With some duties, like payroll, staying with the auditors office — and others shifting to the newly-formed Legal Department — Lechner envisioned a potentially cumbersome situation, one wherein there could be confusion as to who does what, and who reports to whom.
“This will create overlap. Somebody will have two things to do at the same time, and it will be perceived by county employees as an auditor function, but someone wearing two hats,” he said. “It’s not ideal. It’s not seamless; in fact, I think you’ll see a lot of jagged seams. I think we’ll see less credibility and more issues.
“I’ve never seen it done like we’re talking about here,” he said, pounding his fingers on the stack of white papers that made up the commissioners’ proposal.
Too, he said $35,000 is simply not enough.
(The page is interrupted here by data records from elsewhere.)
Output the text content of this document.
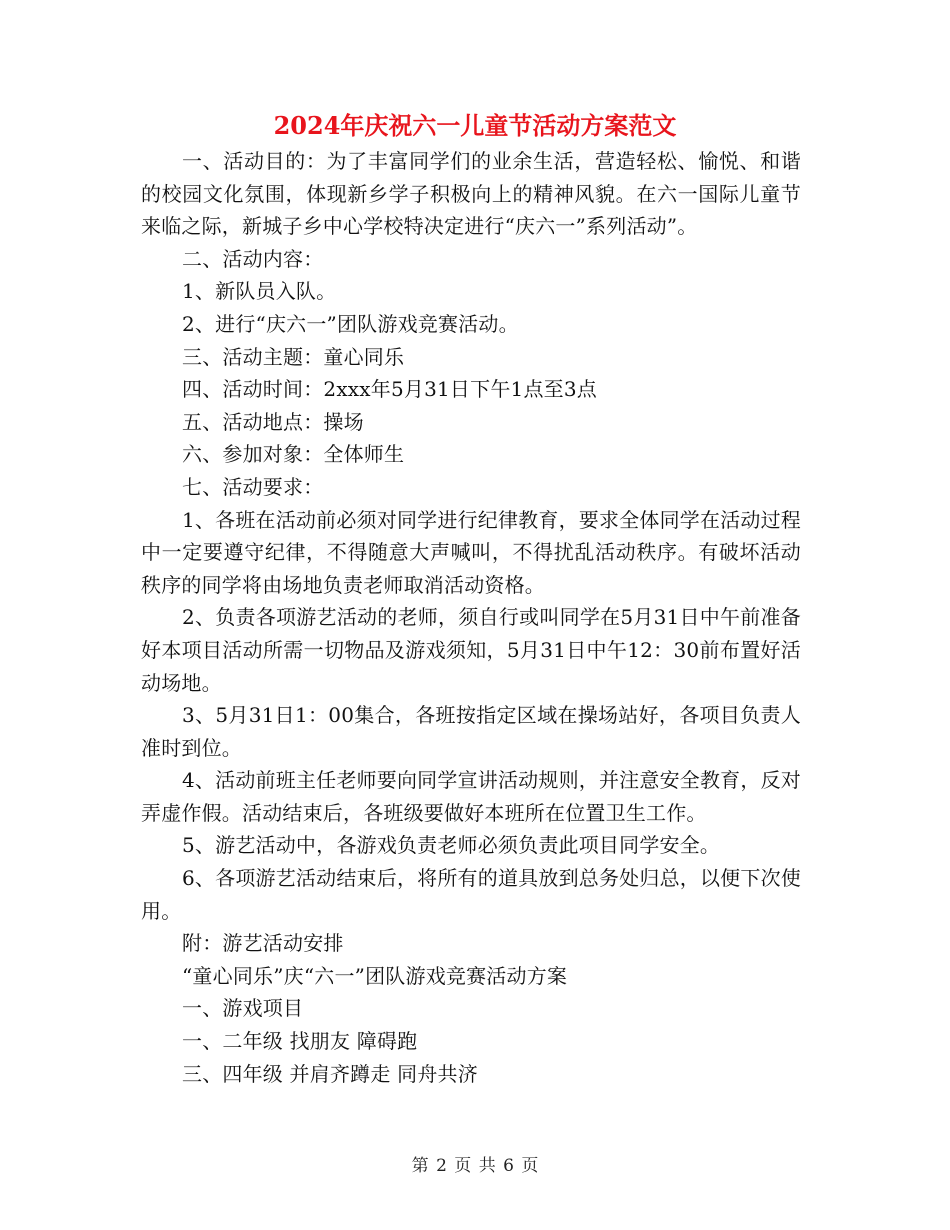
2024年庆祝六一儿童节活动方案范文

一、活动目的：为了丰富同学们的业余生活，营造轻松、愉悦、和谐的校园文化氛围，体现新乡学子积极向上的精神风貌。在六一国际儿童节来临之际，新城子乡中心学校特决定进行“庆六一”系列活动”。

二、活动内容：

1、新队员入队。

2、进行“庆六一”团队游戏竞赛活动。

三、活动主题：童心同乐

四、活动时间：2xxx年5月31日下午1点至3点

五、活动地点：操场

六、参加对象：全体师生

七、活动要求：

1、各班在活动前必须对同学进行纪律教育，要求全体同学在活动过程中一定要遵守纪律，不得随意大声喊叫，不得扰乱活动秩序。有破坏活动秩序的同学将由场地负责老师取消活动资格。

2、负责各项游艺活动的老师，须自行或叫同学在5月31日中午前准备好本项目活动所需一切物品及游戏须知，5月31日中午12：30前布置好活动场地。

3、5月31日1：00集合，各班按指定区域在操场站好，各项目负责人准时到位。

4、活动前班主任老师要向同学宣讲活动规则，并注意安全教育，反对弄虚作假。活动结束后，各班级要做好本班所在位置卫生工作。

5、游艺活动中，各游戏负责老师必须负责此项目同学安全。

6、各项游艺活动结束后，将所有的道具放到总务处归总，以便下次使用。

附：游艺活动安排

“童心同乐”庆“六一”团队游戏竞赛活动方案

一、游戏项目

一、二年级 找朋友 障碍跑

三、四年级 并肩齐蹲走 同舟共济

第 2 页 共 6 页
“That’s not going to happen. We’ve heard that all day,” he said, referencing the steady stream of department heads commiserating about how difficult it is to find people to work when pay is so low.
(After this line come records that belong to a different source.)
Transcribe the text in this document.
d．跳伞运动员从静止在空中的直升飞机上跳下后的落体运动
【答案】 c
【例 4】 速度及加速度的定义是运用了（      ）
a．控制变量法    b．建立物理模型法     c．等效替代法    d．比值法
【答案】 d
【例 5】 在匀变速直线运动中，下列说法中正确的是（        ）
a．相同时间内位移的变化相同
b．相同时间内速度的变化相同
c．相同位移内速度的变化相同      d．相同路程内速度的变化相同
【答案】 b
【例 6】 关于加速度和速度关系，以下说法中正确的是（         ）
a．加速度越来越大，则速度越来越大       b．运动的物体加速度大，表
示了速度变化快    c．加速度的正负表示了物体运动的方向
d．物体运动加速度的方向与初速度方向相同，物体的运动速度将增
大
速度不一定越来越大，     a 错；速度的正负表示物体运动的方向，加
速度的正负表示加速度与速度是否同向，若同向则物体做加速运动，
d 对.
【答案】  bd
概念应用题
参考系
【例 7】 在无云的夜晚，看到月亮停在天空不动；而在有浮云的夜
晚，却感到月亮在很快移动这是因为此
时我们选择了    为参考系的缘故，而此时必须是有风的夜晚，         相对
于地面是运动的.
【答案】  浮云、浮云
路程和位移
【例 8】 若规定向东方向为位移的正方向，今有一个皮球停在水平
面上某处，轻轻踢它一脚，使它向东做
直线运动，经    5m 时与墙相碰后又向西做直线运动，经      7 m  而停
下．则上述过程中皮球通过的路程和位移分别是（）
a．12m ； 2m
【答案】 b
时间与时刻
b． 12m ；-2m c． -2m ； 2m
Instead, Lechner offered a counter proposal, specifically hiring Porter’s firm, Feavel & Porter, 36 N. Fifth St., for the $35,000 to handle the more tedious and law-specific HR requests.
“We pay you. You provide the services,” he said. “We outsource it to you guys.”
Porter didn’t immediately object, but he did indicate he thought Lechner was potentially overcomplicating the situation; he thought it perfectly feasible that the new Legal Department/HR person would work well with the auditors office in juggling responsibilities from both, thereby accomplishing the task of streamlining the process for employees and potentially alleviating responsibilities from both offices, too.
There is already much, healthy communication between the two offices now, Porter said.
“I never envisioned separate rooms, with no communication,” Porter said.
Before discussions rather abruptly ended — to make way for the council’s regular business meeting Tuesday evening — Streeter again made her plea for help.
There will be a new county auditor in 2023, following this year’s Mid-Term Election, so what better time to implement change?
“We just need to effectively, professionally and correctly (handle HR issues),” she told the council.
“And we thought this a good time to address it.”